For mapr-metrics, review its README file.
- Create a password for the mapr user. You'll use the mapr user to log into MCS. Use
openssl passwd -1
and put the hashed password in either extra-vars or in the role variables in the top-level playbook. - Make sure that the list of disks you want to use aligns with the disks present on the systems. If you didn't change the bootstrap playbook, you should not have to do anything.
- Check all the ec2 related variables. Chances are excellent you need to change something there.
Issue vagrant up
, and watch as vagrant sets up your VM and provisions it.
After modifying configuration files as needed, run the playbook as follows, being sure to substitute the path to your private key.
ansible-playbook -i playbooks/cluster.hosts --private-key <path/to/your/private_key> -u root \
--extra-vars "mapr_cluster_name=my.cluster.com mapr_version=v4.0.1" \
playbooks/install_cluster.yml
After issuing vagrant up
, the VM should be provisioned. Place your license key file in the directory along side the Vagrantfile. In your Vagrant directory, say:
vagrant ssh
And you should be dropped into a shell in your VM.

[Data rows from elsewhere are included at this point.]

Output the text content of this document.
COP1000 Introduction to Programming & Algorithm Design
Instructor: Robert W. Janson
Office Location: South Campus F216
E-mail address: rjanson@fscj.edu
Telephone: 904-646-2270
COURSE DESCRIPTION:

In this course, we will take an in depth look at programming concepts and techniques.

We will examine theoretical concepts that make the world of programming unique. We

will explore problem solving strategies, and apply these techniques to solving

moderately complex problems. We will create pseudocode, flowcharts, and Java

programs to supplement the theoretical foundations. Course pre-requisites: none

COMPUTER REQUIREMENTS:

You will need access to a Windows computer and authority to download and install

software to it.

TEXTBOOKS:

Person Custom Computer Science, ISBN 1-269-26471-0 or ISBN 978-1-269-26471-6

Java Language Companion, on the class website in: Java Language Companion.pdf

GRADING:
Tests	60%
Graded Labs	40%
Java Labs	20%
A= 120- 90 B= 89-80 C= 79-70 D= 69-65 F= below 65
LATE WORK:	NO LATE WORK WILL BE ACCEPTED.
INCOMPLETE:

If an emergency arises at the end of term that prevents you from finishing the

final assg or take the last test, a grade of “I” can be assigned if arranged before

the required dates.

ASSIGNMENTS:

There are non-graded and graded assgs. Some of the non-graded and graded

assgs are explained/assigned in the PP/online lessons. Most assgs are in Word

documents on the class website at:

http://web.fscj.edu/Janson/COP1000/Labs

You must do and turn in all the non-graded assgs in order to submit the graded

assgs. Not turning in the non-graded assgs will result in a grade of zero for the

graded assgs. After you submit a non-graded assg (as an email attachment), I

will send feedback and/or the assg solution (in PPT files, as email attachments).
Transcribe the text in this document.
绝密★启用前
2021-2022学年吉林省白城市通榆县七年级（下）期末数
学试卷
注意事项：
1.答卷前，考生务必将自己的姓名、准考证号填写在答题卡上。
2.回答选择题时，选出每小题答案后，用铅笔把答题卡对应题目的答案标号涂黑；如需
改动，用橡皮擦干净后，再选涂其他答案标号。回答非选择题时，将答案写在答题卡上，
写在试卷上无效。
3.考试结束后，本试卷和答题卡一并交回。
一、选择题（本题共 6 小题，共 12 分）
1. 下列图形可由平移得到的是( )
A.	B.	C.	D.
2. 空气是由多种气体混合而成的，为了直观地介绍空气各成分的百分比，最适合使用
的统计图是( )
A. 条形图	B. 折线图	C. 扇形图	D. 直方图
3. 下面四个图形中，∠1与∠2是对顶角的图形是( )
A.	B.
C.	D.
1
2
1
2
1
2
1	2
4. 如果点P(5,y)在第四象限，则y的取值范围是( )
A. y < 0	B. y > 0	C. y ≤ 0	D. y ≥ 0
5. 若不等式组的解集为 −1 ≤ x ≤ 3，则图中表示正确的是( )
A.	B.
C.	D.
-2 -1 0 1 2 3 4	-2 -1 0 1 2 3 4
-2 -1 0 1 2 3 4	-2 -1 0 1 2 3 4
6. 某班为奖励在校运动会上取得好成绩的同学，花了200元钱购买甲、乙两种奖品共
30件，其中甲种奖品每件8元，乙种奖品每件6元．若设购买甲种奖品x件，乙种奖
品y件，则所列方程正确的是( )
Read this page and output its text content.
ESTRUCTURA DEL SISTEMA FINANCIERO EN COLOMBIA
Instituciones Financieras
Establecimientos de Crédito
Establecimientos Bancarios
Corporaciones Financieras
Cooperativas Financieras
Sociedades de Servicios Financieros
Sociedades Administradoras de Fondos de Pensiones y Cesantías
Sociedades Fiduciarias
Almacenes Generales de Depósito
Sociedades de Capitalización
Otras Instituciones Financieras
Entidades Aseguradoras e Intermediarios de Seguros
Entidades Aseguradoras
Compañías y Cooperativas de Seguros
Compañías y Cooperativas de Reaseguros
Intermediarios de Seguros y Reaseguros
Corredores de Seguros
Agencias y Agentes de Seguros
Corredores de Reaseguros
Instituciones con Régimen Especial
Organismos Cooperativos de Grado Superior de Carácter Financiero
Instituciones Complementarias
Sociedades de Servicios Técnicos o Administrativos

If your license key is called demolicense.txt, the steps following will add the key, start the NFS gateway and (additional) CLDB service.
sudo maprcli license add -license /vagrant/demolicense.txt -is_file true
sudo maprcli node services -filter "[csvc==nfs]" -nfs start
No need to manually mount the loopback NFS - warden will take care of that for you.
After the installation is complete, the ansible plays will print the webserver URLs for you. Copy and paste the URL into your browser, log in with user mapr
and the password you set earlier. Then add the license key via upload to MCS, using the upper right hand "Manage Licenses" link. You could, of course, upload the file using scp and then add it as above (with maprcli) if you choose.
Once done, start up NFS and the additional CLDB instance(s):
sudo maprcli node services -filter "[csvc==nfs]" -nfs start
sudo maprcli node services -filter "[csvc==cldb]" -cldb start
No need to manually mount the loopback NFS - warden will take care of that for you.
For a simple smoke test, try running a teragen:
hadoop jar /opt/mapr/hadoop/hadoop-0.20.2/hadoop-0.20.2-dev-examples.jar \
teragen 100000 /user/vagrant/teragen
If you don't see a java traceback, things are probably mostly OK.
For a little more, try running the test playbook:
ansible -i playbooks/cluster.hosts playbooks/test_cluster.yml
If nothing comes back failed, you should be ready to rock.
Have fun.
If you see messages like the following:
msg: No handler was ready to authenticate. 1 handlers were checked. ['QuerySignatureV2AuthHandler'] Check your credentials
failed: [172.16.2.80 -> 127.0.0.1] => {"failed": true}
You missed the step about sourcing your Amazon credentials.